Part (b): If bftp is taken the iteration consists of 5 instructions. If the branch is always taken each iteration will execute as the first above, and so there will be 11 cycles per iteration. The CPI is 11/5 = 2.2 CPI.

Part (c): If bftp is not taken the iteration consists of 7 instructions. In the second iteration above the branch is not taken and so multif is executed, producing a new value of f1. That new value is needed in the third iteration, stalling addf an extra cycle (the stall occurs in cycles 28 and 29). The second iteration takes 13 cycles (from cycle 11 to 24) but due to the extra cycle the third iteration takes 14 cycles (from cycle 24 to 38). Because iteration 3 and 4 start the same way (as can be determined by examining the state of execution [a vertical strip] at cycles 24 and 38) they should take the same number of cycles as should following iterations as long as the branch is not taken. (Note that iteration 2 at cycle 11 starts differently.) Therefore the CPI is 14/7 = 2 CPI.
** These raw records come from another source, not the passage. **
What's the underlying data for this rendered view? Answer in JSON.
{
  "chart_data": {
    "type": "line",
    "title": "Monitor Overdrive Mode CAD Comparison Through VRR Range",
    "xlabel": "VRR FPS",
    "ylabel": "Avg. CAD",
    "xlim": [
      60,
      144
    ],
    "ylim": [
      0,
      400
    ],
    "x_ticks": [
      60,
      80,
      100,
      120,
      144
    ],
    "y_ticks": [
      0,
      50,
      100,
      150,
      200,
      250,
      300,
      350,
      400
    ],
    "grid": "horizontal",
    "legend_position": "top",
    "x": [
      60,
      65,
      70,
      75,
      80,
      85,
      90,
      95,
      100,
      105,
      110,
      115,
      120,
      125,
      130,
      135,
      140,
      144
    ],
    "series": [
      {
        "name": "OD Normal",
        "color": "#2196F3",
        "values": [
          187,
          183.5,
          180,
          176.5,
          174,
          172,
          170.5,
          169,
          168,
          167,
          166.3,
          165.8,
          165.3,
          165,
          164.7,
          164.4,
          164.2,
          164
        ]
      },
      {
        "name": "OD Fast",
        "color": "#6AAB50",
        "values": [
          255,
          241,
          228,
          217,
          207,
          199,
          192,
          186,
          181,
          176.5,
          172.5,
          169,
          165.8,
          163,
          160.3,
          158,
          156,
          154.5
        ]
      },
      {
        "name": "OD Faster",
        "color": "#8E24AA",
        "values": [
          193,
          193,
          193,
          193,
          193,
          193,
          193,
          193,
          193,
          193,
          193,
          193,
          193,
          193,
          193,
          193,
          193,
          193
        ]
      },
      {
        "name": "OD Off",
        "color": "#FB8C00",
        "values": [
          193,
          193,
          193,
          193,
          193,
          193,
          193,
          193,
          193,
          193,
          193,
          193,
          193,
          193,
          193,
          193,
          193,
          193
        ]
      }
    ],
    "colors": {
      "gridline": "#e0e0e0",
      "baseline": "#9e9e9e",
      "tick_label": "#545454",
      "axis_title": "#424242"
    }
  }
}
Part (d): An iteration where bftp is taken that follows an iteration where it isn't would take 12 cycles (such a pair is not shown in the diagram above). An iteration where bftp is not taken that follows an iteration where it is would take 13 cycles; for example, the second iteration above. For a large number of iterations the CPI would be (12 + 13)/(5 + 7) = 2.083 CPI.